Cette outrance (scénario, dialogues, interprétations) détonante n’est pas la seule à nous interpeller. Au-delà du pétage de plomb qui va assez loin et illustre la violence et la brutalité sous-jacente de chacun, le film a gagné une autre tonalité plus prémonitoire et plus explicite avec les conséquences de l’Affaire Weinstein. La campagne web #MeToo qui a suivi pour dénoncer des agressions sexuelles a démontré une volonté de voir les coupables de harcèlement et agressions sexuelles, désignés et punis : or, cette femme, avec ses trois panneaux d’affichage de sa ville, ne veut pas autre chose : le nom du criminel et la sanction qui va avec. La démesure de cette fiction se mesure désormais à la réalité. La comédie grinçante se mue en un drame dévastateur.

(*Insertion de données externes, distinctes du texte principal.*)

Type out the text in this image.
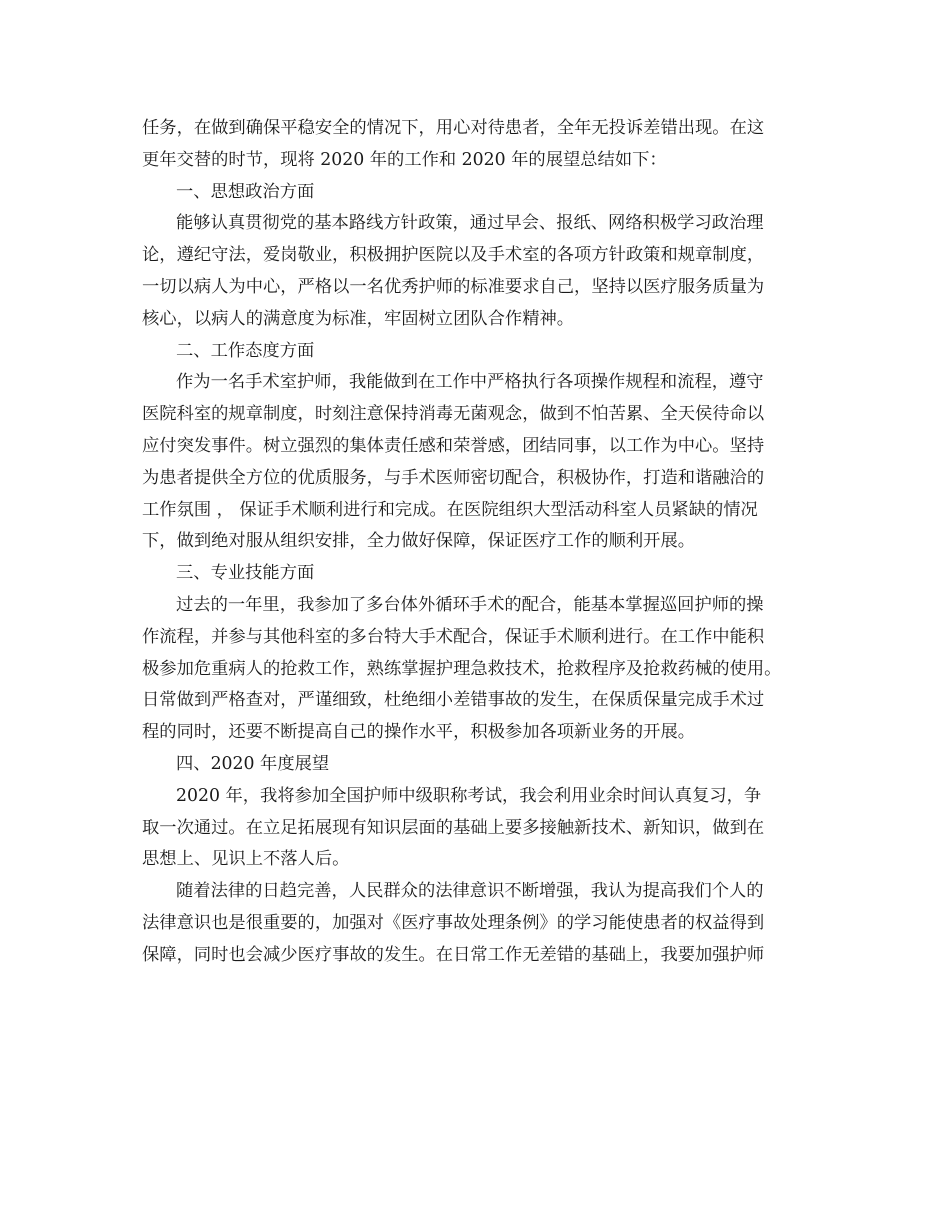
任务，在做到确保平稳安全的情况下，用心对待患者，全年无投诉差错出现。在这
更年交替的时节，现将 2020 年的工作和 2020 年的展望总结如下：
一、思想政治方面
能够认真贯彻党的基本路线方针政策，通过早会、报纸、网络积极学习政治理
论，遵纪守法，爱岗敬业，积极拥护医院以及手术室的各项方针政策和规章制度，
一切以病人为中心，严格以一名优秀护师的标准要求自己，坚持以医疗服务质量为
核心，以病人的满意度为标准，牢固树立团队合作精神。
二、工作态度方面
作为一名手术室护师，我能做到在工作中严格执行各项操作规程和流程，遵守
医院科室的规章制度，时刻注意保持消毒无菌观念，做到不怕苦累、全天侯待命以
应付突发事件。树立强烈的集体责任感和荣誉感，团结同事，以工作为中心。坚持
为患者提供全方位的优质服务，与手术医师密切配合，积极协作，打造和谐融洽的
工作氛围 ， 保证手术顺利进行和完成。在医院组织大型活动科室人员紧缺的情况
下，做到绝对服从组织安排，全力做好保障，保证医疗工作的顺利开展。
三、专业技能方面
过去的一年里，我参加了多台体外循环手术的配合，能基本掌握巡回护师的操
作流程，并参与其他科室的多台特大手术配合，保证手术顺利进行。在工作中能积
极参加危重病人的抢救工作，熟练掌握护理急救技术，抢救程序及抢救药械的使用。
日常做到严格查对，严谨细致，杜绝细小差错事故的发生，在保质保量完成手术过
程的同时，还要不断提高自己的操作水平，积极参加各项新业务的开展。
四、2020 年度展望
2020 年，我将参加全国护师中级职称考试，我会利用业余时间认真复习，争
取一次通过。在立足拓展现有知识层面的基础上要多接触新技术、新知识，做到在
思想上、见识上不落人后。
随着法律的日趋完善，人民群众的法律意识不断增强，我认为提高我们个人的
法律意识也是很重要的，加强对《医疗事故处理条例》的学习能使患者的权益得到
保障，同时也会减少医疗事故的发生。在日常工作无差错的基础上，我要加强护师
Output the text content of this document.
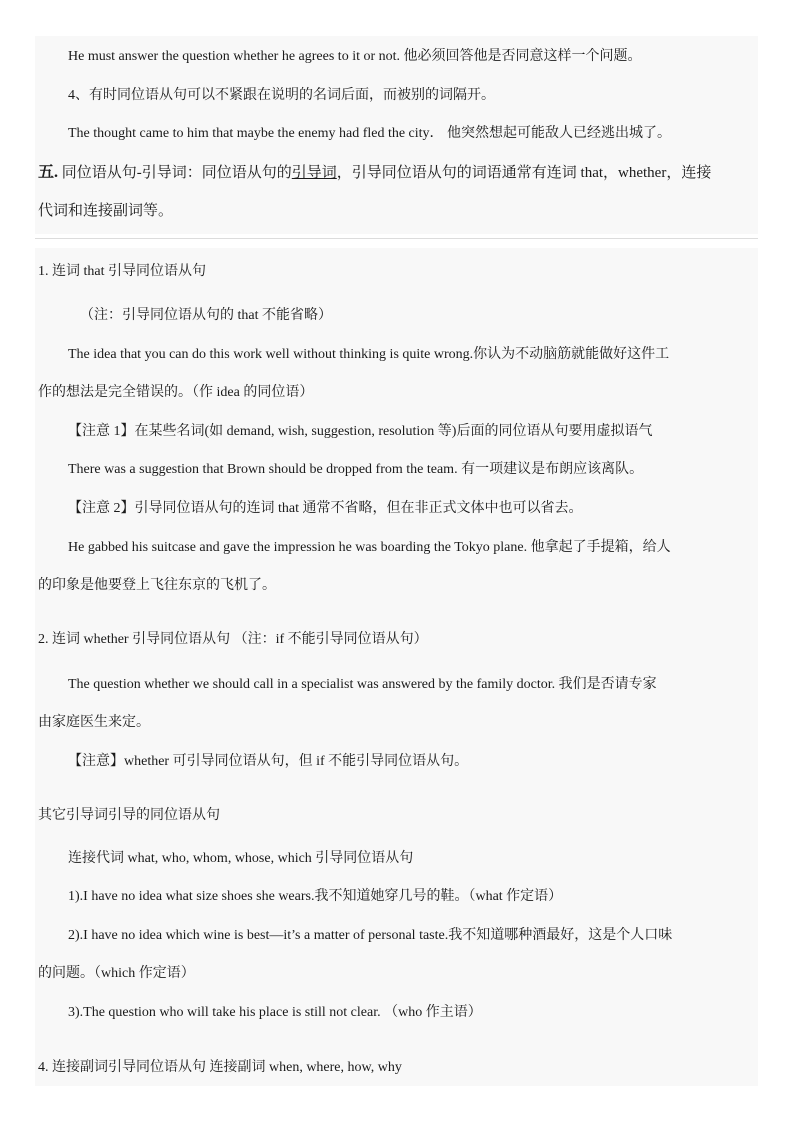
He must answer the question whether he agrees to it or not. 他必须回答他是否同意这样一个问题。
4、有时同位语从句可以不紧跟在说明的名词后面，而被别的词隔开。
The thought came to him that maybe the enemy had fled the city． 他突然想起可能敌人已经逃出城了。
五. 同位语从句-引导词：同位语从句的引导词，引导同位语从句的词语通常有连词 that，whether，连接
代词和连接副词等。
1. 连词 that 引导同位语从句
（注：引导同位语从句的 that 不能省略）
The idea that you can do this work well without thinking is quite wrong.你认为不动脑筋就能做好这件工
作的想法是完全错误的。（作 idea 的同位语）
【注意 1】在某些名词(如 demand, wish, suggestion, resolution 等)后面的同位语从句要用虚拟语气
There was a suggestion that Brown should be dropped from the team. 有一项建议是布朗应该离队。
【注意 2】引导同位语从句的连词 that 通常不省略，但在非正式文体中也可以省去。
He gabbed his suitcase and gave the impression he was boarding the Tokyo plane. 他拿起了手提箱，给人
的印象是他要登上飞往东京的飞机了。
2. 连词 whether 引导同位语从句 （注：if 不能引导同位语从句）
The question whether we should call in a specialist was answered by the family doctor. 我们是否请专家
由家庭医生来定。
【注意】whether 可引导同位语从句，但 if 不能引导同位语从句。
其它引导词引导的同位语从句
连接代词 what, who, whom, whose, which 引导同位语从句
1).I have no idea what size shoes she wears.我不知道她穿几号的鞋。（what 作定语）
2).I have no idea which wine is best—it’s a matter of personal taste.我不知道哪种酒最好，这是个人口味
的问题。（which 作定语）
3).The question who will take his place is still not clear. （who 作主语）
4. 连接副词引导同位语从句 连接副词 when, where, how, why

Paradoxalement, malgré cet esprit insolent, provocateur, parfois délirant, et surtout cruel, le film coche toutes les cases du politiquement correct, de la représentation des minorités à la punition infligée à ceux qui ne sont pas sur le bon chemin (dénonciation, torture, tabassage…). Tout le monde paye le prix de ses crimes. Ce consensualisme est presque ce qu’il y a de plus dérangeant. Comme s’il fallait malgré tout une morale. Mais au final, Martin McDonagh s’en sort par une jolie pirouette. Il ne rachète personne. Son épilogue est suffisamment fin et ouvert, humain et tendre, inattendu et touchant pour que le film surprenne jusqu’au bout. Avec cette fin fondée sur la réconciliation et une forme de sagesse, il rejette toute idée de fin hollywoodienne et binaire. La vie est injuste, elle peut nous enrager, mais il faut l’accepter et trouver sa voie malgré les horreurs qu’elle placent sur notre chemin. C’est là que son film prend toute sa dimension terriblement humaniste : il y a une faible marge entre résilience et résignation.